Friday, April 04, 2008

Sophie's Choice: By Alan J Pakula

Saw this enchanting movie yesterday. A movie that won an Oscar for Merylstreep and was nominated for cinematography, Screenplay, Music and Costume design. But thats not what matters. It is the way the movie draws you slowly but surely into the worlds of Sophie, Nathan and Stingo - seperately and as best friends. The plot has startling revelations every half an hour. Some new piece of insight into each of their lives something that makes you understand and relate to them better. Each of these characters fight with their own demons at the same time trying to help and understand each other. Sophie lies about her father, uses his name in auschwitz,chooses between her children, cheats in her marriage, refuses to be drawn into the Resistance,tries to seduce a Nazi officer and continuously humours her suspicious boyfriend - but in the context of her life.. she comes across as a touchingly vulnerable woman fighting for survival of not just herself but those she loves. A very normal human being undervery very abnormal circumstances.
The pink flat in Brooklyn where the three friends meet and love and fight and seperate signifies a cheer that they desperately try to draw and reflect but fail more than occassionally. Nathan the brilliant always- been- free jew in love with the Auschwitz-returned Catholic Sophie is caught in the vortex of the ironies of their lives to the point of self-destruction. Can't believe Nathan is the same Kevin Kline who was famous for his ' What was the middle thing?' one-liner in the ' Fish called Wanda'. An absolutely riveting performance.

Stingo , in who's voice we hear the story, is the least disturbed - if emotional disturbances can be quantified or qualified! A trifle over-whelmed by Nathan and devoted to Sophie, he represents the normal, the average human being that sincerely wants to help but almost always fails to fully empathise.

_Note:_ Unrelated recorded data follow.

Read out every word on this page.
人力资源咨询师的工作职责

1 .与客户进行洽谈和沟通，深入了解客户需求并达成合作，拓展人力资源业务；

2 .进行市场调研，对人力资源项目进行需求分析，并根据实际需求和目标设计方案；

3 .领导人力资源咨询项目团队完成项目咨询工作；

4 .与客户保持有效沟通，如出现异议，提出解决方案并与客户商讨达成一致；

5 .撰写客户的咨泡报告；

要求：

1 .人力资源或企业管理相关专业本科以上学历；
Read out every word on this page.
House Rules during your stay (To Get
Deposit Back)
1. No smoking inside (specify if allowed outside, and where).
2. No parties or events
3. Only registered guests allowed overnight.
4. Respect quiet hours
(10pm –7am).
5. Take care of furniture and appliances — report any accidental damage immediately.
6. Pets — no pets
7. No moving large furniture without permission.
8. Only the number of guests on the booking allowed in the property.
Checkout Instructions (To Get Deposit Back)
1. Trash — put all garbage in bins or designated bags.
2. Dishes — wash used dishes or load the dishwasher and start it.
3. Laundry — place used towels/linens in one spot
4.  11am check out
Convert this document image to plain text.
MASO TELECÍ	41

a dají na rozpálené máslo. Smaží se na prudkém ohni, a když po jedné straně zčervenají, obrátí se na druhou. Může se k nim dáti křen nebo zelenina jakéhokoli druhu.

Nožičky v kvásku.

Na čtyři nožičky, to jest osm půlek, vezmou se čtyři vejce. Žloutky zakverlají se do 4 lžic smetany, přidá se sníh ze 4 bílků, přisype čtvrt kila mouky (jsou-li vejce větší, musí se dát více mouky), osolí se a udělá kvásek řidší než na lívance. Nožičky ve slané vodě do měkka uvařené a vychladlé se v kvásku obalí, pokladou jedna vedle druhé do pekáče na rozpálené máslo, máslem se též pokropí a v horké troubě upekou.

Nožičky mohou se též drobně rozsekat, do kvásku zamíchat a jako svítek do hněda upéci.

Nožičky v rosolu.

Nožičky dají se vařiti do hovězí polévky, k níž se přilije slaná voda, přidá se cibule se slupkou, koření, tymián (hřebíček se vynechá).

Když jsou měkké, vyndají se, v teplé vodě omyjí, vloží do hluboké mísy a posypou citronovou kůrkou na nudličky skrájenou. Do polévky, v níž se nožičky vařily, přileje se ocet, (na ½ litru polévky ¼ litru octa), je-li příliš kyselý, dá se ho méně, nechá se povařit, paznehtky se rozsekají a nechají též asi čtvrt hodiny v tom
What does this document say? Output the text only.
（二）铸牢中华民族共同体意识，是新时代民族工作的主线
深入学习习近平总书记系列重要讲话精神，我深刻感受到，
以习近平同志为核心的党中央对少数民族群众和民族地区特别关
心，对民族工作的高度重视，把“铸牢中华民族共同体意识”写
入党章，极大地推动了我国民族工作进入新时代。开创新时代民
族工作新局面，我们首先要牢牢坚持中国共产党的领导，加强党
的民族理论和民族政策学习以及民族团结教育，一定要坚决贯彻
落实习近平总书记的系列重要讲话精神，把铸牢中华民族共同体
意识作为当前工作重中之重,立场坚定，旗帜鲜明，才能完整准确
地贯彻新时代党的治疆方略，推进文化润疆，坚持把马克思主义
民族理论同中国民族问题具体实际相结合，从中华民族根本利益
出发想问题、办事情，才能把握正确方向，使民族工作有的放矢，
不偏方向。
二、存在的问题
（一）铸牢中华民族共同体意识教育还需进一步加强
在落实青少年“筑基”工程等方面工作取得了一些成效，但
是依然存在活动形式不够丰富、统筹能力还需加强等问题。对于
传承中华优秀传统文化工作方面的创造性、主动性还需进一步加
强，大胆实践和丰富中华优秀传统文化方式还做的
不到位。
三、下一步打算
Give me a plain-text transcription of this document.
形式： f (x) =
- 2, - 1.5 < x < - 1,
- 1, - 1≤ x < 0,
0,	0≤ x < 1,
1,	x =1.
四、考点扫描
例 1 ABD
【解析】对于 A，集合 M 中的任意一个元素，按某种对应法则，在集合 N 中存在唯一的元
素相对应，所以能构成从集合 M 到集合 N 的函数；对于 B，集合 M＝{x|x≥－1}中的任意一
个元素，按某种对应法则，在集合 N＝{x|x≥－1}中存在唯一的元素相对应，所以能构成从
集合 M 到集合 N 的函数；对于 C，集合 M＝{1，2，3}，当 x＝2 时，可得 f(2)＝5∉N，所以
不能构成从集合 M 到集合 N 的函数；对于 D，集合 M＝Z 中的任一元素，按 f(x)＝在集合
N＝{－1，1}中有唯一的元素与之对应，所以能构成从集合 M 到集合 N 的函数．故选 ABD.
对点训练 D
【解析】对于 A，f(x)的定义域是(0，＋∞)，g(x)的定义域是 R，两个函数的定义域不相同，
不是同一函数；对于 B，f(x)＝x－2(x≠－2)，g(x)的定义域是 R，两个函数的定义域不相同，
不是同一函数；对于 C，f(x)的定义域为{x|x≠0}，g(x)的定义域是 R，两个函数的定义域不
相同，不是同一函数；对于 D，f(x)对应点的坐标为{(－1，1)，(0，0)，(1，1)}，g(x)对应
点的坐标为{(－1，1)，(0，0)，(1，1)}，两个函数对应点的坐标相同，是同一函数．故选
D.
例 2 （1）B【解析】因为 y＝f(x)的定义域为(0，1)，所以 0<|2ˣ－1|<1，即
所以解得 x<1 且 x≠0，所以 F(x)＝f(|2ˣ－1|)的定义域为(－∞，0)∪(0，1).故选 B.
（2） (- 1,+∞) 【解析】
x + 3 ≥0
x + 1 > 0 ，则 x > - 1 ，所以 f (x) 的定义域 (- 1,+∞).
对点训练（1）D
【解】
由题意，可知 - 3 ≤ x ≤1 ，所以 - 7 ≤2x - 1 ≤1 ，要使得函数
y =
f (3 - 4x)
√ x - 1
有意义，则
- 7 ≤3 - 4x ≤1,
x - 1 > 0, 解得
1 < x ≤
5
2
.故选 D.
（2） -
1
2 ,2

Meryl Streep in her in-your-face closeup conversations makes a fidget of the eye , and a tilt of the head speak volumes. In fact I think she is one actress who in many movies has used fidgeting as a tool to express myriad emotions. A sudden turn of the head, hands at the neck, and a jerky step this side and that..and you see the conflict in her mind in the context she wants you to. ' The Bridges of Madison County' is just one another example. And of course, her Polish-accented broken English is another weakness that strengthens her appeal.

The heart-wrenching lines below in the context of Sophie and Nathan's lives at the end of the movie..leaves you deeply saddened and thankful for the simpler complexities of our lives.

Ample Make This Bed
Ample make this bed.
Make this bed with awe;
In it wait till judgment break, Excellent and fair.
Be its mattress straight, Be its pillow round;
Let no sunrise' yellow noise Interrupt this ground.